S’il est un élément qui atteste de l’enracinement du théâtre en Tunisie, c’est bien la profusion des théâtres antiques. En effet, notre pays compte parmi son héritage patrimonial une petite centaine de ces théâtres nés en général au deuxième siècle.

La plupart de ces théâtres ont été repérés par les archéologues et se trouvent encore enfouis sous la poussière des siècles. Certains sont partiellement excavés et se trouvent dans des sites qui restent peu visités. D’autres enfin, sont encore exploités de nos jours. En effet, le public des festivals d’été a encore la possibilité d’assister à des spectacles dans plusieurs théâtres de plein air qui remontent à l’antiquité.

 

Quatre théâtres antiques encore en usage

Le plus emblématique de ces théâtres est bien entendu celui de Carthage qui a été remis à l’honneur dès le début du vingtième siècle. Restauré, réaménagé, ce théâtre garde sa structure antique et l’écho des siècles. Un autre théâtre, celui de Dougga, accueille aussi un festival de premier plan qui se déroule chaque été. Ce festival de Dougga est un des plus anciens festivals en Tunisie et se caractérisait dans le temps par sa propension à accueillir le théâtre classique.

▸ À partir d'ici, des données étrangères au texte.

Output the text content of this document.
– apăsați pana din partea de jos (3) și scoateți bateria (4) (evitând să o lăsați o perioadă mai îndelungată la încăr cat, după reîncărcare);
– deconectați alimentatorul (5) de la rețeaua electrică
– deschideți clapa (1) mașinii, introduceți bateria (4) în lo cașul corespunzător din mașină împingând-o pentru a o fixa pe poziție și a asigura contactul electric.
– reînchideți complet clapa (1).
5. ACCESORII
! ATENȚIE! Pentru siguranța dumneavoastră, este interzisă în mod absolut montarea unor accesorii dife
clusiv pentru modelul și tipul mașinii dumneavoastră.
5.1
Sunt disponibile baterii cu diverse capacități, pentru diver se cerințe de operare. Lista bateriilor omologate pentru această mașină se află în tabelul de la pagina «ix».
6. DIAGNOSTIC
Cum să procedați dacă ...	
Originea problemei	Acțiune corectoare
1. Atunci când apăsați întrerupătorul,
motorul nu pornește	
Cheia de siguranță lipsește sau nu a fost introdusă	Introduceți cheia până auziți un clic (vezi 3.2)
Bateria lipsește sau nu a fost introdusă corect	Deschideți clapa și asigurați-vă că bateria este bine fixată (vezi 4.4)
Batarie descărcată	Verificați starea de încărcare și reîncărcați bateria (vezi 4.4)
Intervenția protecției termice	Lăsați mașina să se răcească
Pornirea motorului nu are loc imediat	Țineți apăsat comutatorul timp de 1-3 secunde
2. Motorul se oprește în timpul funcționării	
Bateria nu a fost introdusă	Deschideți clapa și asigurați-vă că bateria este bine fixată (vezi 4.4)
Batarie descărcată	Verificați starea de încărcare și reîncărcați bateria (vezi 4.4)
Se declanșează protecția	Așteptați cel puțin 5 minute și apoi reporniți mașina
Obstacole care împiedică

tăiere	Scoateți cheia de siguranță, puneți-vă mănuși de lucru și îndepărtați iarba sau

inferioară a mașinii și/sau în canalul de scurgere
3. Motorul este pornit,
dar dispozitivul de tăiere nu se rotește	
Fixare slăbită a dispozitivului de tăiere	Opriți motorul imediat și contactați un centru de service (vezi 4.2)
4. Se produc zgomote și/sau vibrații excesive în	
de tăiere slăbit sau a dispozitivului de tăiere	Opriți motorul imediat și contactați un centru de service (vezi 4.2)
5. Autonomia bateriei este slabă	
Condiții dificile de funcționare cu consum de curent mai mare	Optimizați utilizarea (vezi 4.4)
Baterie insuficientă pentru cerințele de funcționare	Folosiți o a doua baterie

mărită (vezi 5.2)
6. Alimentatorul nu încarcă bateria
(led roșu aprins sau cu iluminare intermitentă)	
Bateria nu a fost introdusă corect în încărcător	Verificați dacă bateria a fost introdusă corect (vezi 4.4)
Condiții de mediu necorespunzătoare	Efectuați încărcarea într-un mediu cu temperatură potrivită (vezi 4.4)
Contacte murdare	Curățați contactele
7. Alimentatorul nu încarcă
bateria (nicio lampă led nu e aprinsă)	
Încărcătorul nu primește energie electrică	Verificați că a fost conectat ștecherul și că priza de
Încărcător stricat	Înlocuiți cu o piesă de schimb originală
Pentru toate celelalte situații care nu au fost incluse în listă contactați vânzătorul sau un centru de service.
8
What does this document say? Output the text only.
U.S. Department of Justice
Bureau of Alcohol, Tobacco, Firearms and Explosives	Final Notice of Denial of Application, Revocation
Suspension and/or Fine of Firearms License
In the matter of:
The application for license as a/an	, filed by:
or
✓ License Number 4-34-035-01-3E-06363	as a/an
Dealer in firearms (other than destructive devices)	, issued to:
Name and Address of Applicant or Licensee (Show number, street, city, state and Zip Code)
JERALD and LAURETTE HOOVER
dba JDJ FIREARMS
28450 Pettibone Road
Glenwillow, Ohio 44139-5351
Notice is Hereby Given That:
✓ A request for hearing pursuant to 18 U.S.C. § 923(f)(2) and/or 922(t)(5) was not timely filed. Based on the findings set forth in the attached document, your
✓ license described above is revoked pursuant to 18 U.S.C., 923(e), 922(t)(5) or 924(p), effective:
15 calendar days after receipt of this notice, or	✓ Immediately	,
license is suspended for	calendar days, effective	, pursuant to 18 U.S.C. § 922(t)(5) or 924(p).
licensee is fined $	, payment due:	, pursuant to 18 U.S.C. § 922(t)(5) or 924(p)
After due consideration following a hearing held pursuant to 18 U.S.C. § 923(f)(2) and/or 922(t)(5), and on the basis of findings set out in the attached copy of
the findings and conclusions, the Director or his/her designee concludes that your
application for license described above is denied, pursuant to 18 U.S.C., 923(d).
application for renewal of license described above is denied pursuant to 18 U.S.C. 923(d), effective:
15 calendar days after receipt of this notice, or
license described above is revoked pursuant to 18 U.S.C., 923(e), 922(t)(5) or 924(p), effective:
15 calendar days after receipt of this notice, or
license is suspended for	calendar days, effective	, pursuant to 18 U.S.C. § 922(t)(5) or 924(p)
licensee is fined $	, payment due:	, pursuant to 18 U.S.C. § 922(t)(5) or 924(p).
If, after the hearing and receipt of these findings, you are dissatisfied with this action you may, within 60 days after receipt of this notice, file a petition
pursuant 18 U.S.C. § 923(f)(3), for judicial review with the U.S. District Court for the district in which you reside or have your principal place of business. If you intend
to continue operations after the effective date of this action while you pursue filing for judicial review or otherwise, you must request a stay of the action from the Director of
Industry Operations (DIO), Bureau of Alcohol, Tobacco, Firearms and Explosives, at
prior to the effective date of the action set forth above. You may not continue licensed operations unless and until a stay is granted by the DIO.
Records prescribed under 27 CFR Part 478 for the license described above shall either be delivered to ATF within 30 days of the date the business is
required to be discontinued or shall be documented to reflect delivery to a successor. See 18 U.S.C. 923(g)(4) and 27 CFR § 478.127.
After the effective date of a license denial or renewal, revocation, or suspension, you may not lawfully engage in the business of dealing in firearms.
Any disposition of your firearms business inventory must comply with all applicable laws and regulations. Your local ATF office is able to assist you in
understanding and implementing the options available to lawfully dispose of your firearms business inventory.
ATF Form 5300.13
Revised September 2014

Parmi les autres théâtres antiques en excellent état et qui continuent à servir de nos jours, il convient de mentionner ceux de Sbeitla et de Bulla Regia. Tous deux sont des fleurons de l’architecture romaine et soulignent cet aspect du patrimoine tunisien. Ainsi, quatre théâtres dont les racines remontent au deuxième siècle, sont encore en usage de nos jours, tout en ayant gardé leur structure originelle. Le fait est suffisamment rare pour être souligné et évoque l’enracinement du quatrième art en Tunisie.

 

Entre Terence Afer et Odéon de Carthage

Ce rappel historique méritait d’être souligné en cette période durant laquelle se déroulent les Journées théâtrales de Carthage. De plus, il est utile de mettre en valeur un autre fait d’importance. Il s’agit de l’apport au théâtre antique du dramaturge Terence Afer, un natif de Carthage qui compte parmi les auteurs les plus réputés de l’Antiquité. Terence est l’auteur de nombreux textes écrits au deuxième siècle avant J.C et reste aussi célèbre pour sa fameuse maxime selon laquelle «Rien de ce qui est humain ne m’est étranger».

Plus largement, les villes antiques disposaient de plusieurs lieux de spectacles, notamment les théâtres et les odéons. A ce titre, il existe à Carthage les vestiges d’un odéon antique aux côtés du théâtre que nous connaissons tous.